1.848642-4160401157
England’s Jonny Wilkinson (left) runs into a challenge from Wales’ Sam Warburton during their international friendly at Twickenham in London on Saturday. The outside-half showed his capabilities to score during the crunch game. Image Credit: Reuters

Twickenham: Inconclusive. For just over half of this competitive game England looked in fine fettle. There was pace and invention in their back play and the forwards thundered into the tackles and the breakdowns with real venom.

When Manu Tuilagi bullocked over for England's second try off an inside pass from Jonny Wilkinson three minutes into the second half to provide an 11-point cushion at 18-7, it looked for all the world as if England would bury Wales.

Fast forward thirty minutes and it was England on the back foot, England scrambling to defend their line as Wales ran in two second-half tries by Shane Williams and George North.

Worryingly for those in the black (England) shirts, there was even the slightest whiff of a chance that Wales might kick on and nick a result.

So the question now is which England is the real England?
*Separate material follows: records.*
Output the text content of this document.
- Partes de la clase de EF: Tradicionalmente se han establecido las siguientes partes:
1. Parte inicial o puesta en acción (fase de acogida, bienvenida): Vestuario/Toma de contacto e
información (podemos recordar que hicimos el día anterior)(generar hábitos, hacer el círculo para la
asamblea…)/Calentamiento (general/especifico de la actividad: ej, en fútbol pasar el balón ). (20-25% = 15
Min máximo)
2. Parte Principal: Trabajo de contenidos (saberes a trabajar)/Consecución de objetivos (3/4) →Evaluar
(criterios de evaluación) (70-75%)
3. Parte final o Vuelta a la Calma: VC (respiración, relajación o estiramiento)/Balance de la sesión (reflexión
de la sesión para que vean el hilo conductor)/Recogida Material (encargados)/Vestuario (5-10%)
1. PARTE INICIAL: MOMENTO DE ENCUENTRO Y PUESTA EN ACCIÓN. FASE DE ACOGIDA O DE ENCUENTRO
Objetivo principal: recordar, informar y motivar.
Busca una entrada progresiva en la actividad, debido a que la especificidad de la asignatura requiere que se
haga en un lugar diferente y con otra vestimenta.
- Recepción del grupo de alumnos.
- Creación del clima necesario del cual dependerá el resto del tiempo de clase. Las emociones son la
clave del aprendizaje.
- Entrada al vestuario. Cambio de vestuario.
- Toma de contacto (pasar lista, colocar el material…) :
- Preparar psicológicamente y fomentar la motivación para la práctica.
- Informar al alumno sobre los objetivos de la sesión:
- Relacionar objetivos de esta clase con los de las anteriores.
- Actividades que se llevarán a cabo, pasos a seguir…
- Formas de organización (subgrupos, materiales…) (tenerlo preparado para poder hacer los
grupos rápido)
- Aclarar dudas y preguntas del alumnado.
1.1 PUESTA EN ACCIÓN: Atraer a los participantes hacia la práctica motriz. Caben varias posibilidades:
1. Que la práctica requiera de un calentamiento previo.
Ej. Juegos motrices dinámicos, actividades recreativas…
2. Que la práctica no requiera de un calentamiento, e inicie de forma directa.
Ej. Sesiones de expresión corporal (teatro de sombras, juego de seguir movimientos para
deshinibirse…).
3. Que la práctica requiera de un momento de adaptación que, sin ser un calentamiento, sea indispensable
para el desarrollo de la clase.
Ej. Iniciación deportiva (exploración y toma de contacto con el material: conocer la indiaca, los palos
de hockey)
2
The one in which James Haskell and Simon Shaw bossed and bullied the Welsh forwards, where Wilkinson bobbed and darted and brought Tuilagi and the big, ball-carrying English forwards into the game with increasing deftness, where Delon Armitage attacked with a fizz which was alarmingly good?
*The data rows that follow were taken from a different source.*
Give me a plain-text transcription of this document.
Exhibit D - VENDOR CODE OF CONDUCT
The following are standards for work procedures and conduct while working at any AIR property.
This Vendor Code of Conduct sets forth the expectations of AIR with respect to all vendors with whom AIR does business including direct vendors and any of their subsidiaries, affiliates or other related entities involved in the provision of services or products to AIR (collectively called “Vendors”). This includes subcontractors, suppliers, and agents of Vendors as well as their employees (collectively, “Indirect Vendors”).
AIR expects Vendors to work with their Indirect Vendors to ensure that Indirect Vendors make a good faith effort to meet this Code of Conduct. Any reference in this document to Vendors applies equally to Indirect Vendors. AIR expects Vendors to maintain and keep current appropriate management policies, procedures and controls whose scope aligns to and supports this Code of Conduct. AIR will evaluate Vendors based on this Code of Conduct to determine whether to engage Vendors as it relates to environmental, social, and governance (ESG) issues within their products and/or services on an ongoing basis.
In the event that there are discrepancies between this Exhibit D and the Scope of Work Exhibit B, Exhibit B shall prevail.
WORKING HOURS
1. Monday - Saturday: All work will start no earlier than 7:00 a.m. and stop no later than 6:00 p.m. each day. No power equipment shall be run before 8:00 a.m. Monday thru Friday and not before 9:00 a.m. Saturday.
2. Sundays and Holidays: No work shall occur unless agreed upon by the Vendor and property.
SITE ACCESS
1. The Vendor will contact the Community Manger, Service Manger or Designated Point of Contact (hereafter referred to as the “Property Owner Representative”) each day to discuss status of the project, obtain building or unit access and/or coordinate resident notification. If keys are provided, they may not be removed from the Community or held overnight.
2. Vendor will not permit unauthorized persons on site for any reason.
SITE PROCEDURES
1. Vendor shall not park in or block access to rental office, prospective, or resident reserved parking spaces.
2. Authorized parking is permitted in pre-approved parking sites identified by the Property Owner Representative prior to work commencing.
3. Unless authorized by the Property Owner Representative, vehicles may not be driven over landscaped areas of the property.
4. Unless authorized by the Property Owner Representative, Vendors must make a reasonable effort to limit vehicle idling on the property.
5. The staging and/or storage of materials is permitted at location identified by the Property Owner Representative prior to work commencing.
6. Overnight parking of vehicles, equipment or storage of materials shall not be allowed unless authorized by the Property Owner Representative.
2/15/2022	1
Or the England who were running out of steam inside the final quarter, the England who appeared shapeless and vulnerable to attacks out wide?

No doubt those issues will become clearer over the next few weeks as Martin Johnson's team travel to Cardiff to take on Wales on Saturday and finish their World Cup warm-up campaign by confronting Ireland in a repeat of the fixture, which exposed all the cracks in this England outfit at the end of the Six-Nations.

Priceless ability

One fact is indisputable, though. Wilkinson is back as a genuine contender to start at outside-half. I'll go further than that. For me, Wilkinson did enough on Saturday to sweep him past Toby Flood in the pecking order.
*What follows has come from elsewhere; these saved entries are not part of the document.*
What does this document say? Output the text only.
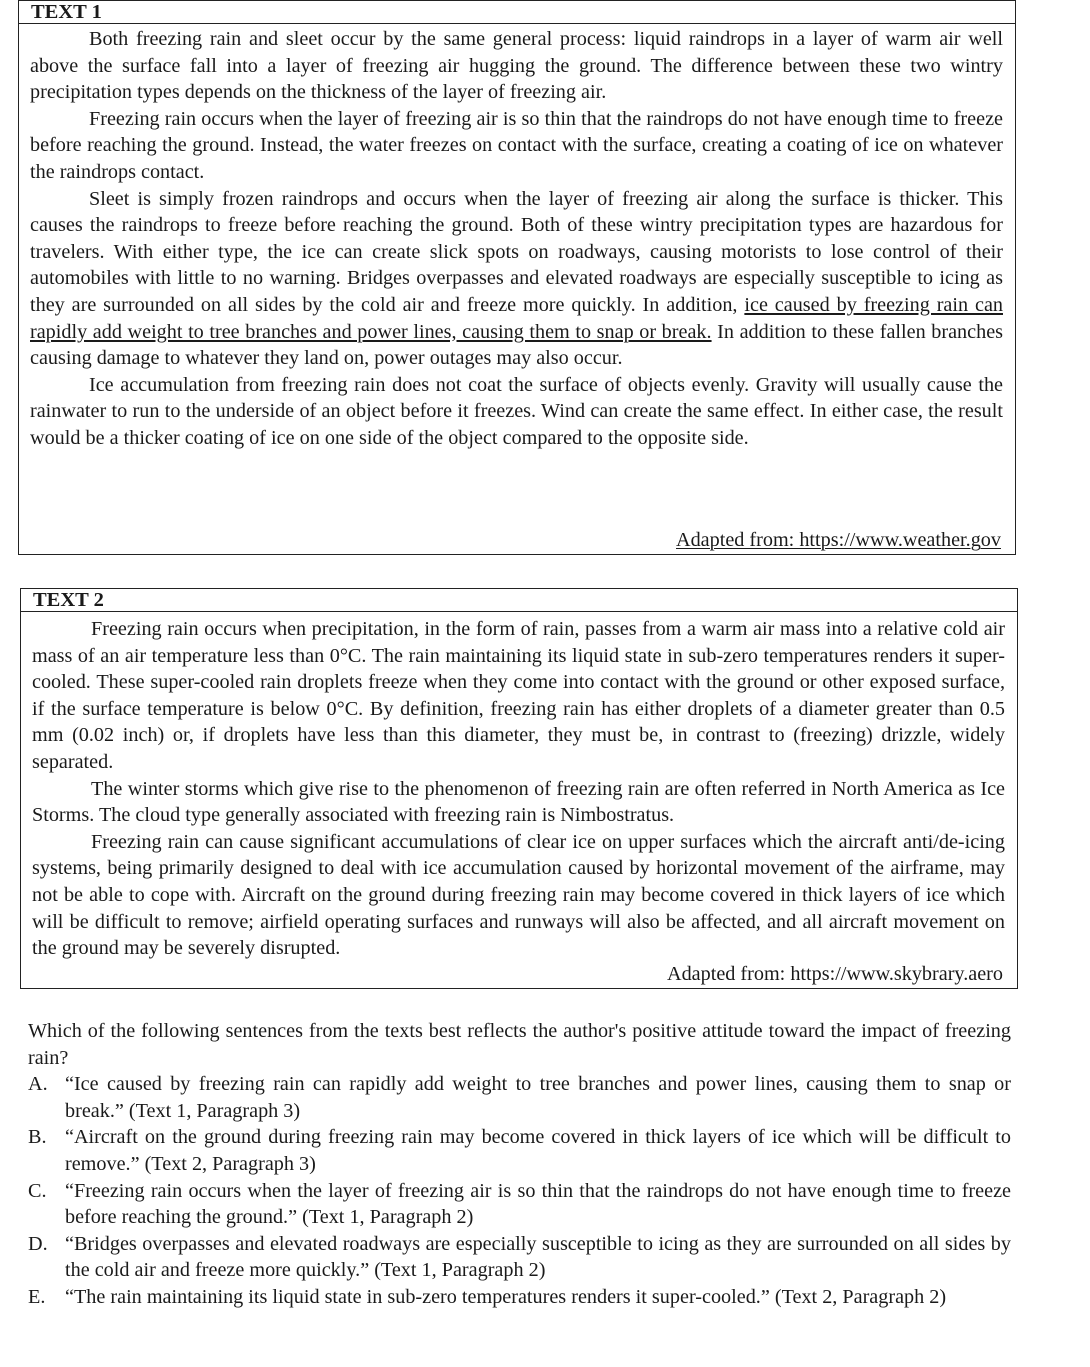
TEXT 1

Both freezing rain and sleet occur by the same general process: liquid raindrops in a layer of warm air well above the surface fall into a layer of freezing air hugging the ground. The difference between these two wintry precipitation types depends on the thickness of the layer of freezing air.

Freezing rain occurs when the layer of freezing air is so thin that the raindrops do not have enough time to freeze before reaching the ground. Instead, the water freezes on contact with the surface, creating a coating of ice on whatever the raindrops contact.

Sleet is simply frozen raindrops and occurs when the layer of freezing air along the surface is thicker. This causes the raindrops to freeze before reaching the ground. Both of these wintry precipitation types are hazardous for travelers. With either type, the ice can create slick spots on roadways, causing motorists to lose control of their automobiles with little to no warning. Bridges overpasses and elevated roadways are especially susceptible to icing as they are surrounded on all sides by the cold air and freeze more quickly. In addition, ice caused by freezing rain can rapidly add weight to tree branches and power lines, causing them to snap or break. In addition to these fallen branches causing damage to whatever they land on, power outages may also occur.

Ice accumulation from freezing rain does not coat the surface of objects evenly. Gravity will usually cause the rainwater to run to the underside of an object before it freezes. Wind can create the same effect. In either case, the result would be a thicker coating of ice on one side of the object compared to the opposite side.

Adapted from: https://www.weather.gov
TEXT 2

Freezing rain occurs when precipitation, in the form of rain, passes from a warm air mass into a relative cold air mass of an air temperature less than 0°C. The rain maintaining its liquid state in sub-zero temperatures renders it super-cooled. These super-cooled rain droplets freeze when they come into contact with the ground or other exposed surface, if the surface temperature is below 0°C. By definition, freezing rain has either droplets of a diameter greater than 0.5 mm (0.02 inch) or, if droplets have less than this diameter, they must be, in contrast to (freezing) drizzle, widely separated.

The winter storms which give rise to the phenomenon of freezing rain are often referred in North America as Ice Storms. The cloud type generally associated with freezing rain is Nimbostratus.

Freezing rain can cause significant accumulations of clear ice on upper surfaces which the aircraft anti/de-icing systems, being primarily designed to deal with ice accumulation caused by horizontal movement of the airframe, may not be able to cope with. Aircraft on the ground during freezing rain may become covered in thick layers of ice which will be difficult to remove; airfield operating surfaces and runways will also be affected, and all aircraft movement on the ground may be severely disrupted.

Adapted from: https://www.skybrary.aero

Which of the following sentences from the texts best reflects the author's positive attitude toward the impact of freezing rain?

A. “Ice caused by freezing rain can rapidly add weight to tree branches and power lines, causing them to snap or break.” (Text 1, Paragraph 3)
B. “Aircraft on the ground during freezing rain may become covered in thick layers of ice which will be difficult to remove.” (Text 2, Paragraph 3)
C. “Freezing rain occurs when the layer of freezing air is so thin that the raindrops do not have enough time to freeze before reaching the ground.” (Text 1, Paragraph 2)
D. “Bridges overpasses and elevated roadways are especially susceptible to icing as they are surrounded on all sides by the cold air and freeze more quickly.” (Text 1, Paragraph 2)
E. “The rain maintaining its liquid state in sub-zero temperatures renders it super-cooled.” (Text 2, Paragraph 2)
It wasn't necessarily that his kicking out of hand was bang on, or that he was gloriously unpredictable in his distribution. Flood, on top form, can manage that. It was the fact that Wilkinson has the priceless ability to grab points when his team are treading water.

Thirty-seven minutes into this match England were up 10-7 and looking to score just before half-time. Gamely they went through their repertoire but produced nothing to trouble Wales.

What happened? From a static midfield scrum which was going nowhere, Wilkinson, flat-footed, received a ball, stepped inside the cover and banged over a scruffy dropped goal with his left foot.

On the hour he did so again, this time with his right foot, to turn a 20-12 lead into a 23-12 advantage. It wasn't as if England had done anything particularly worthwhile to give Wilkinson those opportunities for points. He just grabs them and then goes on his merry way for the rest of the game. England won by four points.

Wilkinson's two dropped goals contributed six. He brings a steadfastness and a reliability with his points-scoring which no other player, with the possible exception of New Zealand's Dan Carter, can offer.

Enough said. As for England's disappointing inability to turn the screw? That might be down to the amount of work they have done on the training pitch, which in an ordinary Test week they would not have put in during the build-up to a game, or it could be because Wales, as usually happens with them, were far more potent when the match had lost its shape.

Physical questions

A lack of physicality at the breakdown and in the one-on-one confrontations continues to haunt Wales. The preamble to North's first try was one of the few occasions in the first 50 minutes when their forwards collectively smashed England backwards.

During that spell it was England asking all the physical questions with only the superb Jamie Roberts posing a few in return. Bradley Davies and Dan Lydiate did their best, but the rest of the Welsh effort was powder-puff stuff.

Samoa and Fiji, both in Wales's group in the World Cup, will be licking their lips in anticipation. That said, Wales did get around England with some facility especially after the interval. Their three tries were all scored by wings and all were finished off close to the touchline.